# Potential energy problem

• Aug 10th 2010, 08:13 AM
FGT12
Potential energy problem
The potential energy function of a particle of mass m is $V=\frac{-1}{2}c(x^2-a^2)^2$, where a,c > 0. Sketch V as a function of x and describe the possible types of motion in the three cases (a) E > 0, (b) $E < \frac{-1}{2}ca^4$ and (c) $\frac{-1}{2}ca^4< E < 0$

I can sketch the graph which gives you an upside-down parabola, but i cannot see how to determine the motion, i think it have something to do with T+V=E (conservation of energy)
• Aug 10th 2010, 08:25 AM
Ackbeet
Think of the potential energy function as rising and falling ground (with gravitational potential energy equal to mgh, this analogy is actually fairly precise!). Then, the energy E you can plot on the same graph as the potential energy, only this time it's just a horizontal line. The intersections of V with the horizontal line E represent the turning points. For example: suppose you had a hill V=x, and you had a ball rolling in from the negative x direction. If the energy E were equal to 0, it would intersect V right at the origin, right? Well, that's where the ball would approach, slowly, and then when it hit the origin, it would start rolling back out to negative infinity, and never come back. That's the sort of analysis required in this problem. Make sense?

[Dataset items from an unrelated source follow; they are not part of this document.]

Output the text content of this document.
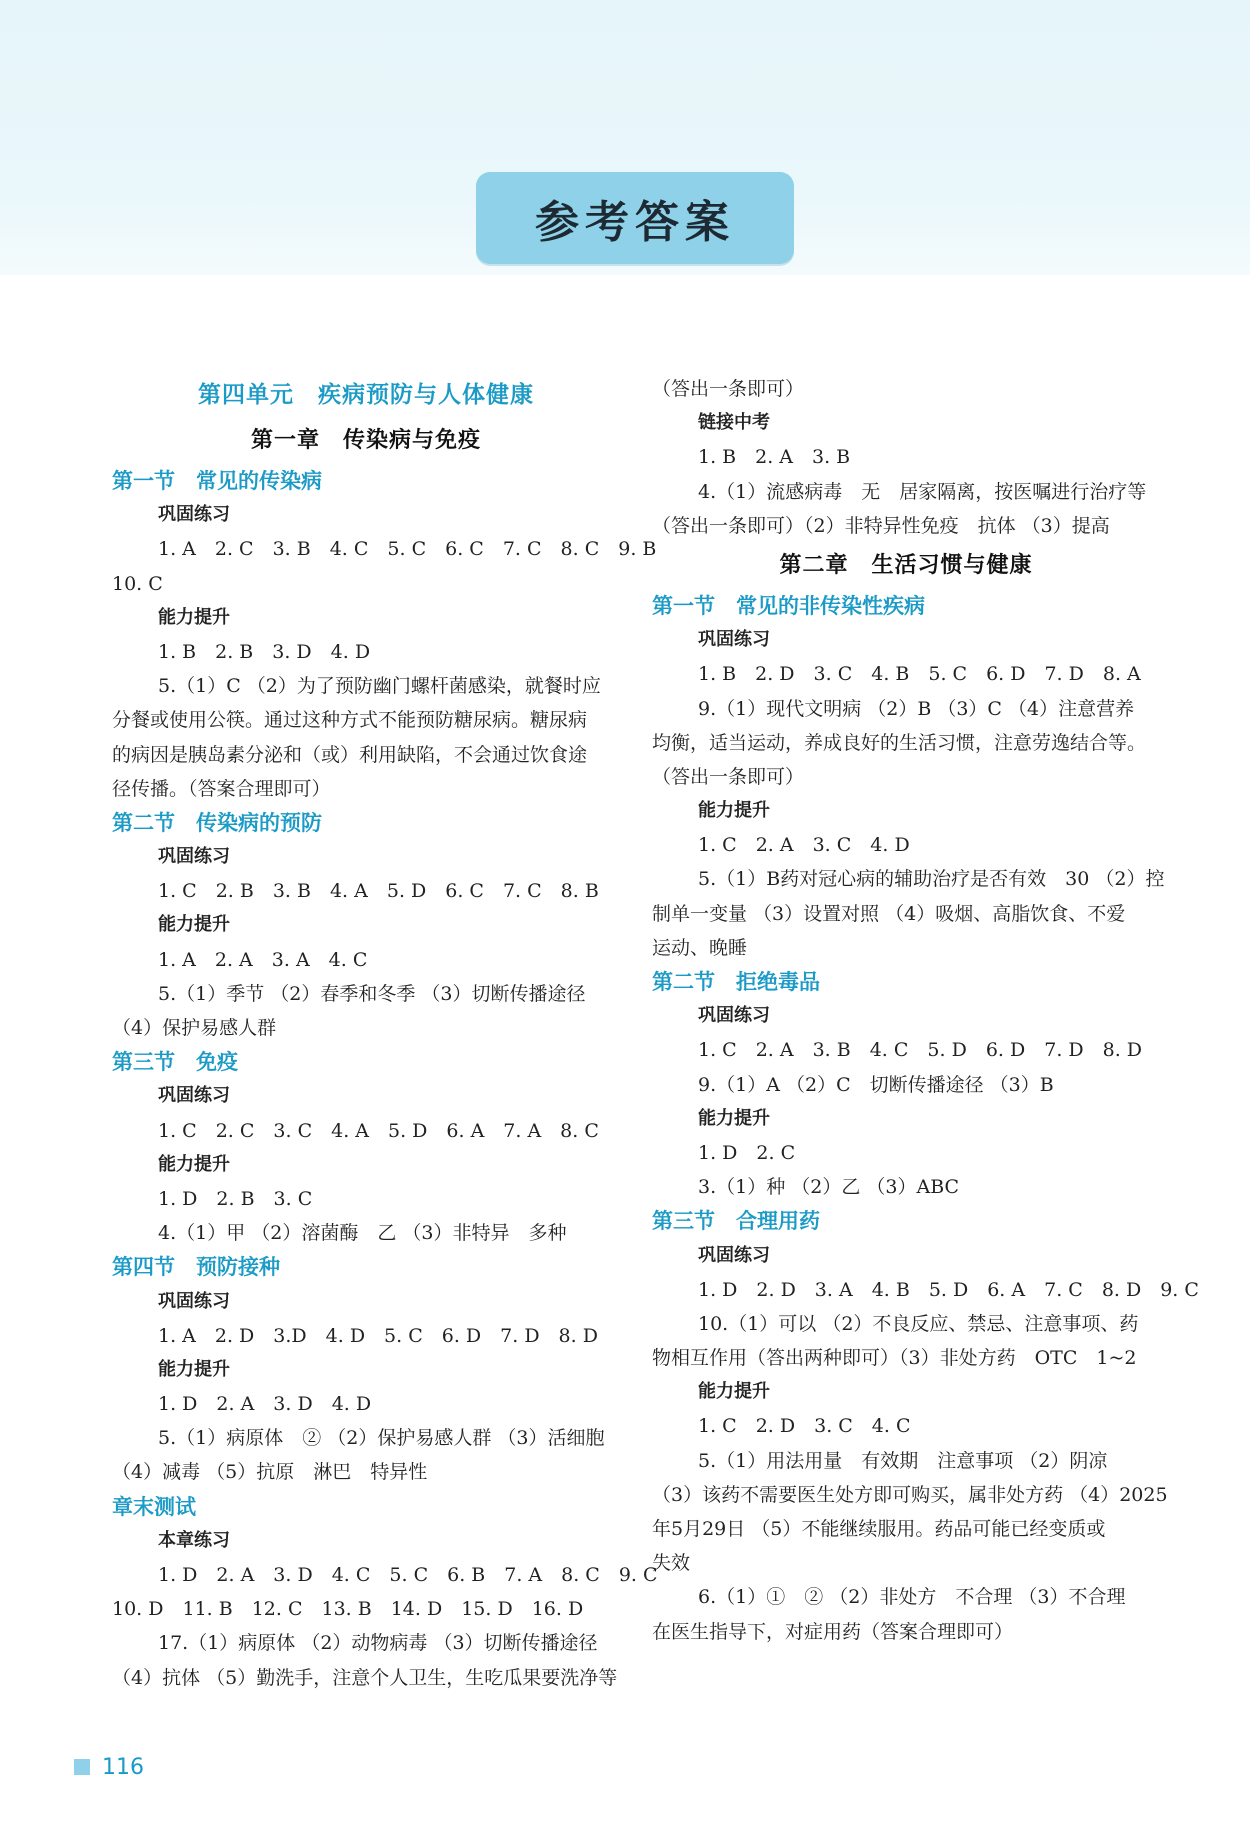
参考答案
第四单元　疾病预防与人体健康
第一章　传染病与免疫
第一节　常见的传染病
巩固练习
1. A　2. C　3. B　4. C　5. C　6. C　7. C　8. C　9. B
10. C
能力提升
1. B　2. B　3. D　4. D
5.（1）C （2）为了预防幽门螺杆菌感染，就餐时应
分餐或使用公筷。通过这种方式不能预防糖尿病。糖尿病
的病因是胰岛素分泌和（或）利用缺陷，不会通过饮食途
径传播。（答案合理即可）
第二节　传染病的预防
巩固练习
1. C　2. B　3. B　4. A　5. D　6. C　7. C　8. B
能力提升
1. A　2. A　3. A　4. C
5.（1）季节 （2）春季和冬季 （3）切断传播途径
（4）保护易感人群
第三节　免疫
巩固练习
1. C　2. C　3. C　4. A　5. D　6. A　7. A　8. C
能力提升
1. D　2. B　3. C
4.（1）甲 （2）溶菌酶　乙 （3）非特异　多种
第四节　预防接种
巩固练习
1. A　2. D　3.D　4. D　5. C　6. D　7. D　8. D
能力提升
1. D　2. A　3. D　4. D
5.（1）病原体　② （2）保护易感人群 （3）活细胞
（4）减毒 （5）抗原　淋巴　特异性
章末测试
本章练习
1. D　2. A　3. D　4. C　5. C　6. B　7. A　8. C　9. C
10. D　11. B　12. C　13. B　14. D　15. D　16. D
17.（1）病原体 （2）动物病毒 （3）切断传播途径
（4）抗体 （5）勤洗手，注意个人卫生，生吃瓜果要洗净等
（答出一条即可）
链接中考
1. B　2. A　3. B
4.（1）流感病毒　无　居家隔离，按医嘱进行治疗等
（答出一条即可）（2）非特异性免疫　抗体 （3）提高
第二章　生活习惯与健康
第一节　常见的非传染性疾病
巩固练习
1. B　2. D　3. C　4. B　5. C　6. D　7. D　8. A
9.（1）现代文明病 （2）B （3）C （4）注意营养
均衡，适当运动，养成良好的生活习惯，注意劳逸结合等。
（答出一条即可）
能力提升
1. C　2. A　3. C　4. D
5.（1）B药对冠心病的辅助治疗是否有效　30 （2）控
制单一变量 （3）设置对照 （4）吸烟、高脂饮食、不爱
运动、晚睡
第二节　拒绝毒品
巩固练习
1. C　2. A　3. B　4. C　5. D　6. D　7. D　8. D
9.（1）A （2）C　切断传播途径 （3）B
能力提升
1. D　2. C
3.（1）种 （2）乙 （3）ABC
第三节　合理用药
巩固练习
1. D　2. D　3. A　4. B　5. D　6. A　7. C　8. D　9. C
10.（1）可以 （2）不良反应、禁忌、注意事项、药
物相互作用（答出两种即可）（3）非处方药　OTC　1~2
能力提升
1. C　2. D　3. C　4. C
5.（1）用法用量　有效期　注意事项 （2）阴凉
（3）该药不需要医生处方即可购买，属非处方药 （4）2025
年5月29日 （5）不能继续服用。药品可能已经变质或
失效
6.（1）①　② （2）非处方　不合理 （3）不合理
在医生指导下，对症用药（答案合理即可）
116
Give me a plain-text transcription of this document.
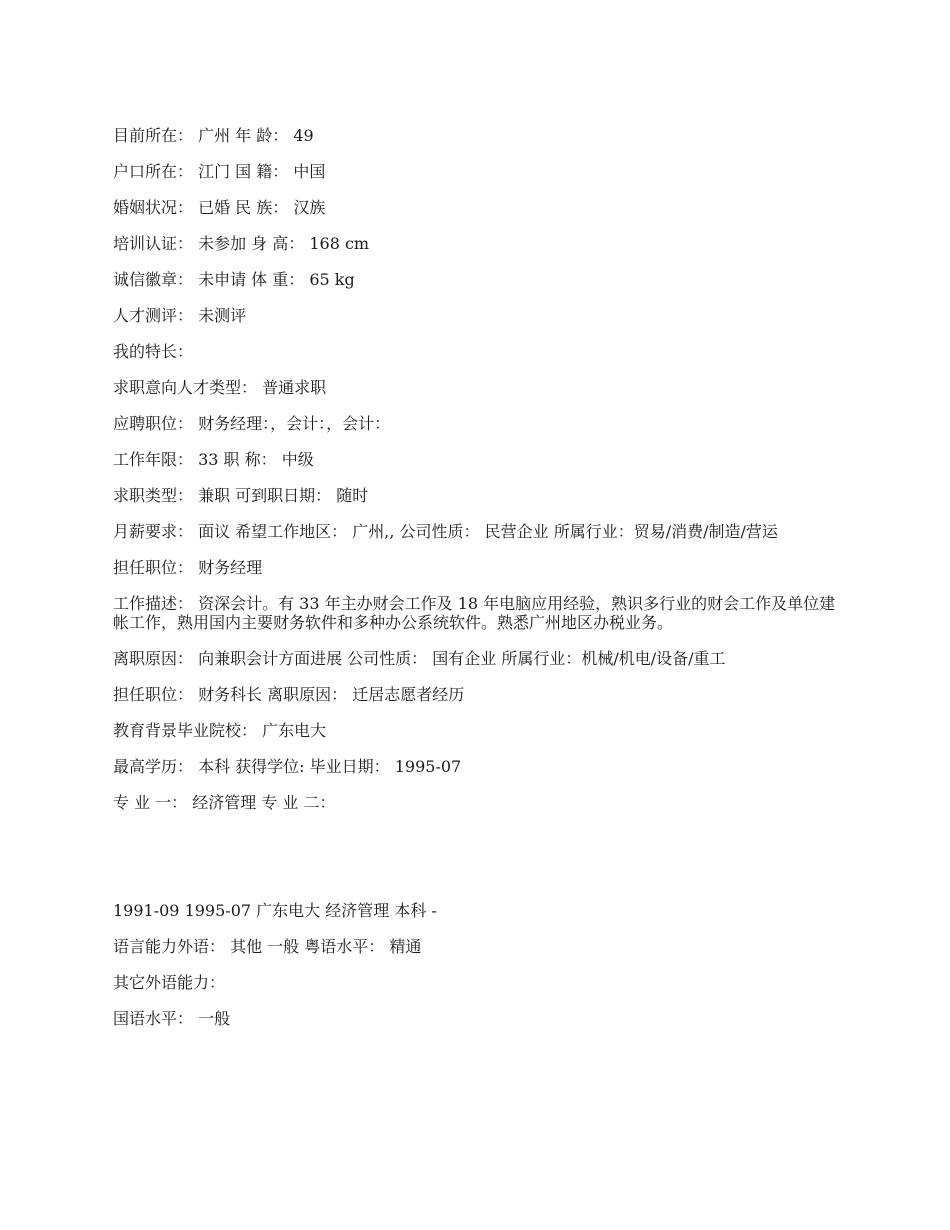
目前所在： 广州 年 龄： 49
户口所在： 江门 国 籍： 中国
婚姻状况： 已婚 民 族： 汉族
培训认证： 未参加 身 高： 168 cm
诚信徽章： 未申请 体 重： 65 kg
人才测评： 未测评
我的特长：
求职意向人才类型： 普通求职
应聘职位： 财务经理：，会计：，会计：
工作年限： 33 职 称： 中级
求职类型： 兼职 可到职日期： 随时
月薪要求： 面议 希望工作地区： 广州,, 公司性质： 民营企业 所属行业：贸易/消费/制造/营运
担任职位： 财务经理
工作描述： 资深会计。有 33 年主办财会工作及 18 年电脑应用经验，熟识多行业的财会工作及单位建帐工作，熟用国内主要财务软件和多种办公系统软件。熟悉广州地区办税业务。
离职原因： 向兼职会计方面进展 公司性质： 国有企业 所属行业：机械/机电/设备/重工
担任职位： 财务科长 离职原因： 迁居志愿者经历
教育背景毕业院校： 广东电大
最高学历： 本科 获得学位: 毕业日期： 1995-07
专 业 一： 经济管理 专 业 二：
1991-09 1995-07 广东电大 经济管理 本科 -
语言能力外语： 其他 一般 粤语水平： 精通
其它外语能力：
国语水平： 一般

Another example: the simple harmonic oscillator (pendulum, spring, RLC circuit, etc.). This time, the potential looks like V=x^2. It's a valley. Suppose your energy E = 1. (Note that E must always be greater than V_min; that's a law of physics.) Then the intersection of E with V occurs at +1 and -1. Therefore, the ball is going to go to +1, reverse direction, go to -1, reverse direction, go to +1, etc. It will oscillate between the two turning points. Make sense?

Final example: V = e^(-x^2). This is the bell curve. The peak of it is at the origin. If 0<E<1, then the ball could come in from either positive or negative infinity, hit the turning point (intersection) on the corresponding side of the origin, and then bounce right back out to infinity. But, if the ball has energy greater than 1, it will be able to get over the hill. Then it will go over the hill, lose some kinetic energy in the process, and regain it as it goes back downhill and out to the opposite infinity from which it came.

Those are some ideas. Does this help?